The perfect athletic day (a paleo day?)

The perfect athletic day (a paleo day?)

When I began thinking about this article, which was only a few hours ago, I wondered if I should call it “Day in the life of a Paleo-Athlete” or “A natural running day” but then I thought better of it because our hunter-gathering ancestors were not athletes in the way we understand it today and did not live lives similar to modern time elite athletes.

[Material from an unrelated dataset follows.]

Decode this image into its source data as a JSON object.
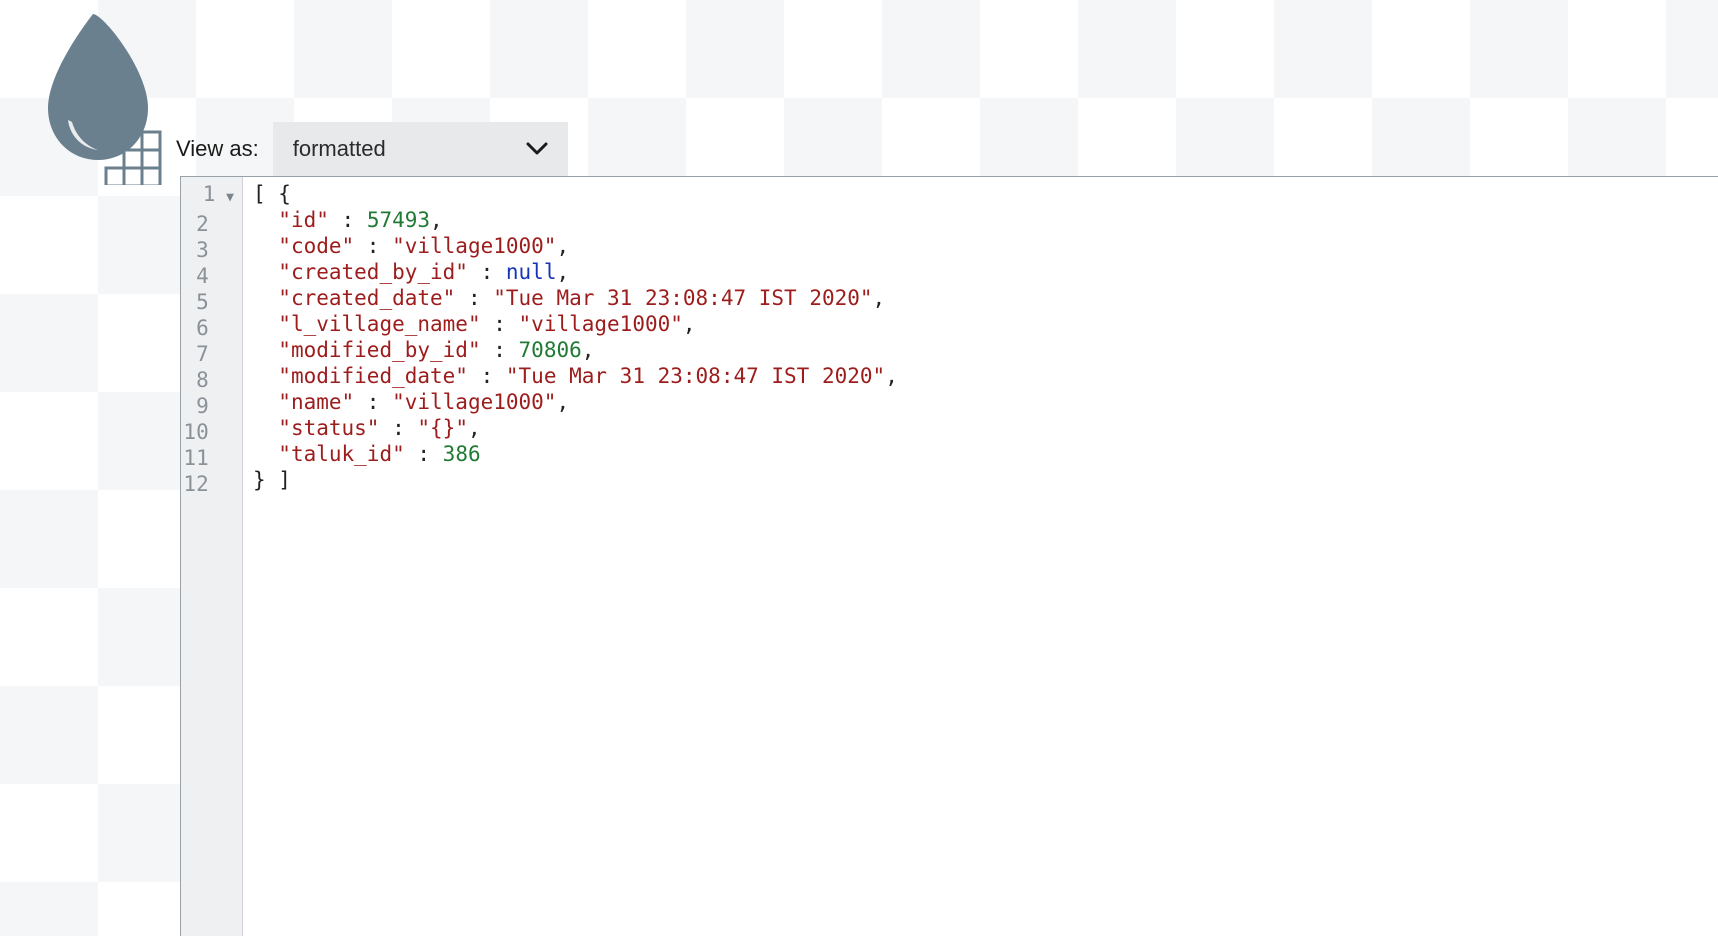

All I knew was that I had dug out an old concept of mine: how to design the “perfect day” for an athlete. I first began wondering how it would look when noticing how important structure was for me in getting training and life fitted in around work. The day only has 24-hours but there are effective and ineffective ways to occupy those hours. Percy Cerutty, the late Australian coach, provided most of the inspiration on how to develop the concept further from the way he ran his Portsea training camp where he and his athletes immersed themselves in a different rhythm of life from Friday evening to Monday morning. Herb Elliott, one of the finest middle-distance runners in history, was a  product of this camp and it was normal for up to twelve top class athletes to spend the weekend there.

Life at Portsea

Cerutty and his athletes followed natural patterns for everything they did, with most of the runner staying at the camp being abroad around 6:30 to 7am,

Percy Cerutty and his runners during a dune running session at Portsea
Percy Cerutty and his runners during a dune running session at Portsea

followed immediately with a bit of easy conversation and active movement before they all embarked on a run of at least an hour through bush roads, beaches and along cliff-tops. Afterwards they would bathe in the ocean before returning for the hearty natural breakfast already prepared for them (by Cerutty’s wife!).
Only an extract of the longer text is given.